Is it election year politics, or can it be that the City Council is finally seeing the light regarding the destructive consequences of Mountain View's jobs-to-housing imbalance? Whatever the case may be, council members took a welcome step in the right direction in delaying action on the proposal for phase two of the Village at San Antonio Center, indicating they want housing to be included. As desperation increases among residents unable to afford skyrocketing rent increases, would-be residents who work here can't find housing at all, and frustration mounts among locals trying to traverse gridlocked roadways. It is long past the time to get serious about this problem.
Although some 350 apartments were included in phase one of the project, developer Merlone Geier proposed no housing at all for the second part of its project; the proposal calls for construction of two, six-story office buildings, 109,000 square feet of retail, a hotel and a movie theater, and multiple parking garages.
Increasingly frustrated advocates of more housing in town have criticized the plan and threatened placing a referendum on the November ballot to overturn approval of a plan that doesn't include housing. That won't happen because the council isn't expected to act on the proposal until after the mid-August deadline for putting a measure on that ballot. Campaign for a Balanced Mountain View, the advocacy group that is considering a referendum, would have to wait until next year to put the question to voters, should the council approve the project as submitted. We hope that won't be necessary, and that council members follow through on their implied commitment to require housing in phase two.

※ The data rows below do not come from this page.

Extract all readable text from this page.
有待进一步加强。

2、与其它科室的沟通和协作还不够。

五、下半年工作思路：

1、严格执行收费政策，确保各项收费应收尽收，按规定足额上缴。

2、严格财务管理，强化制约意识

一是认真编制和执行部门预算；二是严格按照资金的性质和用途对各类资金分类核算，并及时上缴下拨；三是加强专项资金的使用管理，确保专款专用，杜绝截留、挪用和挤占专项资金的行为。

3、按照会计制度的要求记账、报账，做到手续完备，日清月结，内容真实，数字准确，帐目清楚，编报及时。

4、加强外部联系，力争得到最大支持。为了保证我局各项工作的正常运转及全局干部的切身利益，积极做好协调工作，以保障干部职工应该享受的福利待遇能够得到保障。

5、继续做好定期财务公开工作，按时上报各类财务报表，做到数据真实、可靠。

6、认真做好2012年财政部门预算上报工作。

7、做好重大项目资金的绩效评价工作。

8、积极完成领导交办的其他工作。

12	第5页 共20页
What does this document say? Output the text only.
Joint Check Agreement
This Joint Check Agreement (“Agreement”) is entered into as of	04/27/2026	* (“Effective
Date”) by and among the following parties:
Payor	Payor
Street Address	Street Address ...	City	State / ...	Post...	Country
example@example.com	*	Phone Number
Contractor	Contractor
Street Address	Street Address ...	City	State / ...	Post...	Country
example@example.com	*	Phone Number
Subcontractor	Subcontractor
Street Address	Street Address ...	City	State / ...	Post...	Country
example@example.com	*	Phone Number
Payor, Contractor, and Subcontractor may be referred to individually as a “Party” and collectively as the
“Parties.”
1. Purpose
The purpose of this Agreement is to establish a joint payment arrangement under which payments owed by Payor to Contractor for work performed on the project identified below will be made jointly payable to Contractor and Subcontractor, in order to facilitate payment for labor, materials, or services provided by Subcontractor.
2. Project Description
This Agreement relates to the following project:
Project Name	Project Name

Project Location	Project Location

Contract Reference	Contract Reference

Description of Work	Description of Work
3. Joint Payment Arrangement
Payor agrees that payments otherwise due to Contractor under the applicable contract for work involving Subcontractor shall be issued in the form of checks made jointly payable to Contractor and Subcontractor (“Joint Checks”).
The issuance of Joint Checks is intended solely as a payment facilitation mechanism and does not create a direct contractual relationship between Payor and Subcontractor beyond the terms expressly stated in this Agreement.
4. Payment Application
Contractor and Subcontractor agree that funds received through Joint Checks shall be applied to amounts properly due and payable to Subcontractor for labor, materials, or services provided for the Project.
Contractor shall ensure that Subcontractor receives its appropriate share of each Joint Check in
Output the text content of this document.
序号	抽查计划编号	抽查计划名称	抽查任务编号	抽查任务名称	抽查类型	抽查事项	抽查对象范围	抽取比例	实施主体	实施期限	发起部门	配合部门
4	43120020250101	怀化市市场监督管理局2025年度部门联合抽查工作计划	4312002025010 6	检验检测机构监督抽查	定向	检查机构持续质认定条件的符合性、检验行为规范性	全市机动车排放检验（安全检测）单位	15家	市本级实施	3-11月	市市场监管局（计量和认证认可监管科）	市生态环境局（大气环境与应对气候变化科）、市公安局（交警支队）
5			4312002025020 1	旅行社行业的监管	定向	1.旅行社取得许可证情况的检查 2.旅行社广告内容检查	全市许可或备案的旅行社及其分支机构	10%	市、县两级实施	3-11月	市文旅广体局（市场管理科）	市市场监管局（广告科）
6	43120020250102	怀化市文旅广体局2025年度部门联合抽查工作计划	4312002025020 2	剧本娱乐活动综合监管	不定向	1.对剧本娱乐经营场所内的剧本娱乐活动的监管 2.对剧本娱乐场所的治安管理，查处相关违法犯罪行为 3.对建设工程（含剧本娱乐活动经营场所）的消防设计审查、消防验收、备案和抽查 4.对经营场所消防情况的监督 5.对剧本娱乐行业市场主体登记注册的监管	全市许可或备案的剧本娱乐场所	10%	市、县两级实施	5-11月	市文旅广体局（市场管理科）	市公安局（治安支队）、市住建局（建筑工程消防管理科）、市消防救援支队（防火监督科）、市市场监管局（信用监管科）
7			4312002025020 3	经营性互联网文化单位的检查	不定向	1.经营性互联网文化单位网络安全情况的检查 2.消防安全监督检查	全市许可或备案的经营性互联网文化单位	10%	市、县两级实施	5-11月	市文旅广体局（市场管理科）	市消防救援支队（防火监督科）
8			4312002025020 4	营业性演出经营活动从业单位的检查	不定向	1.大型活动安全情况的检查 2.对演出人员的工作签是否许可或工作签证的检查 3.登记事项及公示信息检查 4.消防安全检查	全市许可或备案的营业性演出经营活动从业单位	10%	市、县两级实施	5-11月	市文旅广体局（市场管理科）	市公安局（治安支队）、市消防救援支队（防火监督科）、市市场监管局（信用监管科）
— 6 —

Council commitment to solving the housing imbalance problem hasn't been apparent in recent years, with the council approving job-generating office projects, or zoning for such projects, at a rate that far outpaces the creation of the city's housing capacity. According to the city's general plan, adopted in 2012, Mountain View's zoning allows for an estimated 36,000 new jobs, with up to 6.4 million square feet of new office space, but only 7,000 new homes, by 2030.
Two years ago, a divided council voted against zoning for 1,100 new homes in North Bayshore, along Shoreline Boulevard between Highway 101 and Charleston Road. That's Google's home turf, and the tech giant supported the housing proposal, as did the Chamber of Commerce. The precise plan now being crafted for North Bayshore may allow office growth for as many as 20,000 new jobs at Google, LinkedIn and other firms, with no new housing in that area.
At its July 1 meeting, a number of residents weary of the council's failure to find solutions to the city's housing crisis urged a housing requirement in phase two of the Village. Edie Keating of Peninsula Interfaith Action summed up the situation admirably: "You've got a great project; you need to make it morally right by substituting the office for housing."